Your mate was right. It's a good one to learn with and I'm glad you put me on to it because I really like the Blade series. Especially as the transmitter will power a lot of them so it's basically BNF which is great value for money. Far better imo than the toy Bladex type.
I'm thinking of the single blade MSR now. It's a bit nippier. The MSx is like riding a bike with stabilisers. The transmitter is nice though and it works at quite a long distance. My heli looks like a gnat outside when it's further away. It's hilarious. I've also been attacking a dog that gets on my nerves with it!!!
Last Edit: Sept 14, 2011 20:56:14 GMT by iancraig10
Notr quite sure what I'm doing here but it would appear a video (of sorts) is no uploading to youtube I was getting on quite nicely and then crashed the helicopter into a wall so the video ends there :-[ A bit of Floyd playing through the workshop system to make the video a little less erm..... bland.
Oh ...... You hit the wall? I thought you might if you sped it up!!!
I drive like a pensioner. I'm more inro realism than this 'chucking' it about.
Trouble is when it's fast, then you have no time to think your left and right orientaion and before you know it ...... Bam!!

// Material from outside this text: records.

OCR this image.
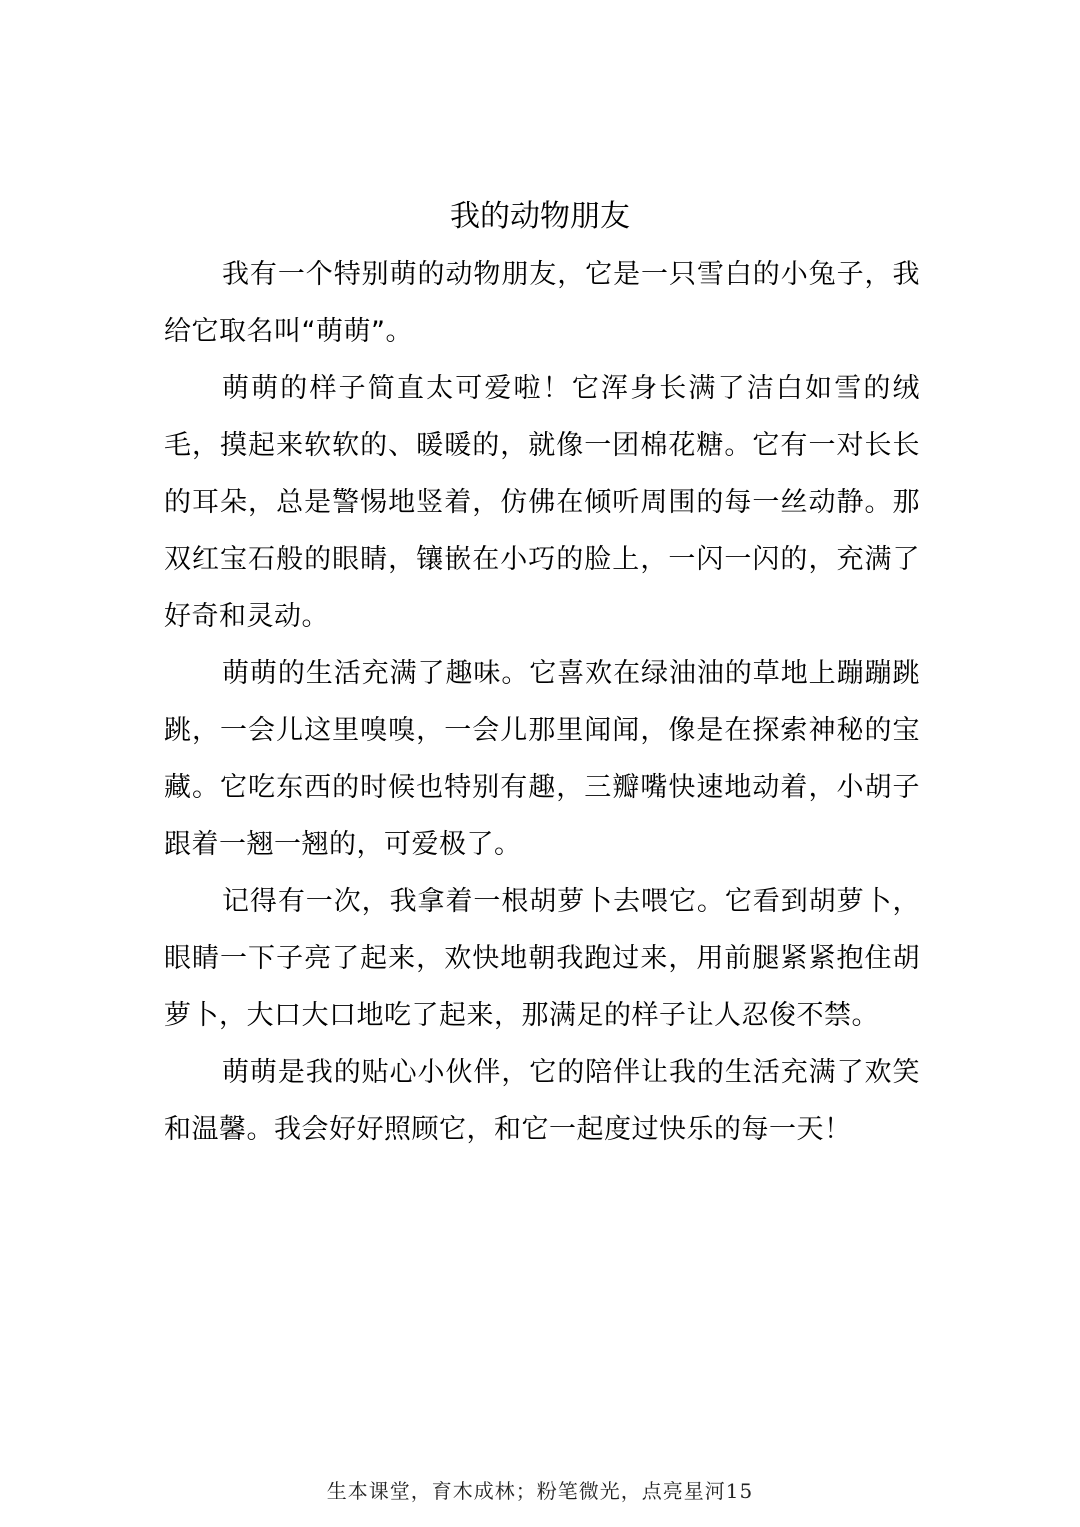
我的动物朋友

我有一个特别萌的动物朋友，它是一只雪白的小兔子，我给它取名叫“萌萌”。

萌萌的样子简直太可爱啦！它浑身长满了洁白如雪的绒毛，摸起来软软的、暖暖的，就像一团棉花糖。它有一对长长的耳朵，总是警惕地竖着，仿佛在倾听周围的每一丝动静。那双红宝石般的眼睛，镶嵌在小巧的脸上，一闪一闪的，充满了好奇和灵动。

萌萌的生活充满了趣味。它喜欢在绿油油的草地上蹦蹦跳跳，一会儿这里嗅嗅，一会儿那里闻闻，像是在探索神秘的宝藏。它吃东西的时候也特别有趣，三瓣嘴快速地动着，小胡子跟着一翘一翘的，可爱极了。

记得有一次，我拿着一根胡萝卜去喂它。它看到胡萝卜，眼睛一下子亮了起来，欢快地朝我跑过来，用前腿紧紧抱住胡萝卜，大口大口地吃了起来，那满足的样子让人忍俊不禁。

萌萌是我的贴心小伙伴，它的陪伴让我的生活充满了欢笑和温馨。我会好好照顾它，和它一起度过快乐的每一天！

生本课堂，育木成林；粉笔微光，点亮星河15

You'll be looking foir a BNF now.
My worst one was sending it through a tree in the garden. (Another one) There was a gap and I got all cocky and sent it through at fast speed. Unfortunately, it smacked the trunk (High up as well) and I got showered with bits coming down from the tree......
So. back to the internet for another one. That was the Surrey disaster.
The Guernsey one was splash down in a swimming pool.
That's why IO prefer outside - no walls. (no balls )
It was all going so well until the end. Remind me never to hitch a ride with you if you get the real thing.
I had an RC buggy thing many years ago and I never did get the hang of left and right reversing when switching from going away to to coming towards you. All in all, I think I had more fun building it than I did driving it.